A new proposal: Down goes the four-story TCF Bank building in downtown Minneapolis, up goes a mixed-use skyscraper 50 stories tall. Is it time to call in the historic-preservation brigade? It seems like every other month we lament the loss of smaller, older buildings, and wonder if we're losing our heritage to big new developments.
This is not one of those times.
The TCF Bank building certainly sums up the 1970s. Half a block of dark brown brick. Could be a bank. Could be offices. Could be the Gerald R. Ford Mausoleum. Could have been beautiful; there's nothing objectionable about large quantities of brick, and dark hues can project a certain earthy honesty. But so does a cow pie.
The problem with the TCF building always has been its big, dated brick arches, which looked like a classical touch done on the cheap. The top two floors are recessed behind the columns, creating a realm of shadows and gloom appropriate for the First Bank of Mordor.
The 17-story TCF Tower is not part of the proposal. Too bad. It's the sort of building you found in abundance in suburbs in the '70s, scaled up four times. Brick and horizontal bands of mirrored dark glass — real estate stacked up until it ends. Could be three stories, could be 30. At the fifth floor, it widens out, which makes it look like Fatty Arbuckle sitting on a footstool. (That was another hallmark of the '70s: Buildings got wider as they rose, as if the architect had been staring at mushrooms all day.)
The TCF Tower's slight bulge looks as if they ran the numbers, figured out what the steel structure would hold, and bumped it out for 3 percent more rentable space.
How to work around the remaining tower? That's the problem. The portion of the TCF complex slated for demolition may be stale cake, but at least it's a small portion. The TCF's low height gives its neighbor, the Foshay, space to rise and command its quarter of the block. Fifty stories rising next door might wall off the Foshay, make it look penned up. On the other side, the new tower structure incorporates the TCF Tower, or comes so close that people will be able to lean out of one building and ask their neighbor if they have any Grey Poupon. It's a challenge.

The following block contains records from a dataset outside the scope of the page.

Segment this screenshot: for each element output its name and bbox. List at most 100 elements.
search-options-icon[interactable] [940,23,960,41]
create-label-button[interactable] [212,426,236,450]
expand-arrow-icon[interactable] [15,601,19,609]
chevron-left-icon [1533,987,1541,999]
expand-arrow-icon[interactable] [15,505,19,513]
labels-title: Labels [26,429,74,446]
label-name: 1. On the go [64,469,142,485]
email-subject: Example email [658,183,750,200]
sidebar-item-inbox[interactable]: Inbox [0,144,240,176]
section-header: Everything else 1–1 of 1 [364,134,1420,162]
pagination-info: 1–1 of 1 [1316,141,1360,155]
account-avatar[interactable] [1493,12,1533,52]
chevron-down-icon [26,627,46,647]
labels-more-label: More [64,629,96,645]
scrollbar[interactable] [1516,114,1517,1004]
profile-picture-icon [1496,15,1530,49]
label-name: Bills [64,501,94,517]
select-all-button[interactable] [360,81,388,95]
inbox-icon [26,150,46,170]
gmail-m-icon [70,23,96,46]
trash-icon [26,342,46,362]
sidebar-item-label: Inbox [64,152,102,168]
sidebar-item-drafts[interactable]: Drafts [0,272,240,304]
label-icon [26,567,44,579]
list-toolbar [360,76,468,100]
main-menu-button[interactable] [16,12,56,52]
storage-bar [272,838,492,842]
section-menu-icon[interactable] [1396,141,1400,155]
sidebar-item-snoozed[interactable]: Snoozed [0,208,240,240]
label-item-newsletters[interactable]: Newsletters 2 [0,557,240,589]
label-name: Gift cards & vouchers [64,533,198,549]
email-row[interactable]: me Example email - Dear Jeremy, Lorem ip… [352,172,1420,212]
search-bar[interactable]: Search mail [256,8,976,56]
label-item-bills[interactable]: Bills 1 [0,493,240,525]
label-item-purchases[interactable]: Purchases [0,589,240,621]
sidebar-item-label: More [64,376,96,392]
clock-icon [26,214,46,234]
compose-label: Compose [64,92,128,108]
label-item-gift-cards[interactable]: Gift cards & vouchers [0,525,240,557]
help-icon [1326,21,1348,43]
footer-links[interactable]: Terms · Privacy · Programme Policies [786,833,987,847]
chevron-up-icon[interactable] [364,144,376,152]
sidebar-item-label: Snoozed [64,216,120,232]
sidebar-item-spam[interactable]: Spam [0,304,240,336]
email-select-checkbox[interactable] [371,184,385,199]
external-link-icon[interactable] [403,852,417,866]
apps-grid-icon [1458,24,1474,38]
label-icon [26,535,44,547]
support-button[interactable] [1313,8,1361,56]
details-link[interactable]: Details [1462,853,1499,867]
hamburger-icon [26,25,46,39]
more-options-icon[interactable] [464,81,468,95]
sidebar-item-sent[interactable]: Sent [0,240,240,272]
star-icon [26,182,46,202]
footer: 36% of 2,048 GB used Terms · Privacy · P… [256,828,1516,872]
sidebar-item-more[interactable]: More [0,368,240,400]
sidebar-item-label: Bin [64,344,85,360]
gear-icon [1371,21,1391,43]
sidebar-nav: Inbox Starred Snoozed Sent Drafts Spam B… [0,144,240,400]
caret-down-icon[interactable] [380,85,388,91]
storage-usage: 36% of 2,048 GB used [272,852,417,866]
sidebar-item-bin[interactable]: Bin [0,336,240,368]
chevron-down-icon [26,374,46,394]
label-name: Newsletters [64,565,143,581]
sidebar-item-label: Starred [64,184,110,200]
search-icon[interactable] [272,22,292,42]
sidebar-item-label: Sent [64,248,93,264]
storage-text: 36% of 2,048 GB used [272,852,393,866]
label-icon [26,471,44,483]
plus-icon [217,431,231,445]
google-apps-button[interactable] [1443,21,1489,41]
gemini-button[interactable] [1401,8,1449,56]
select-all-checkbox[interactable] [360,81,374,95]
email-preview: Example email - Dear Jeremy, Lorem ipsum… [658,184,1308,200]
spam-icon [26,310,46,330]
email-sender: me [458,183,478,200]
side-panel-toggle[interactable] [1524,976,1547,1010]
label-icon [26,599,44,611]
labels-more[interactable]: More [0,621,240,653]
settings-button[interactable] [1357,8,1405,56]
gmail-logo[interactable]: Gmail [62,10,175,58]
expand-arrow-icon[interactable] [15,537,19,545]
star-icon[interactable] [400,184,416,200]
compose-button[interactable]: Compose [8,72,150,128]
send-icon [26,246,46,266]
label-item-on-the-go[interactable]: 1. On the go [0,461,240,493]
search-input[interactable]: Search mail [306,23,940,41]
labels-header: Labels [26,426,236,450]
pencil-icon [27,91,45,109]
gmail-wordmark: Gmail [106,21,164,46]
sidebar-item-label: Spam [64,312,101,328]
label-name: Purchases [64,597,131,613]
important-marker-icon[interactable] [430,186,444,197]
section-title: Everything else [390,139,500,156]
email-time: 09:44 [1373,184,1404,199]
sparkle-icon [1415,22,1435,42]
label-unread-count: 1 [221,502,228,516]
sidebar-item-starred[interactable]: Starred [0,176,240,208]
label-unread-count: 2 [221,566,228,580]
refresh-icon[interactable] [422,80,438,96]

Whatever they build, it probably won't have an empty atrium. If you've visited the TCF building, you know it's not solid offices. There's a four-story open space. At present, with TCF's workers decamped to Plymouth, it is one of downtown's most bereft locations — no benches, no chairs, no coffee cart beneath a colorful umbrella, no vegetation. A rectangular brick fountain is dry. A huge greenish sculpture on the wall looks like a mass of barnacles fastened to a rusting ship.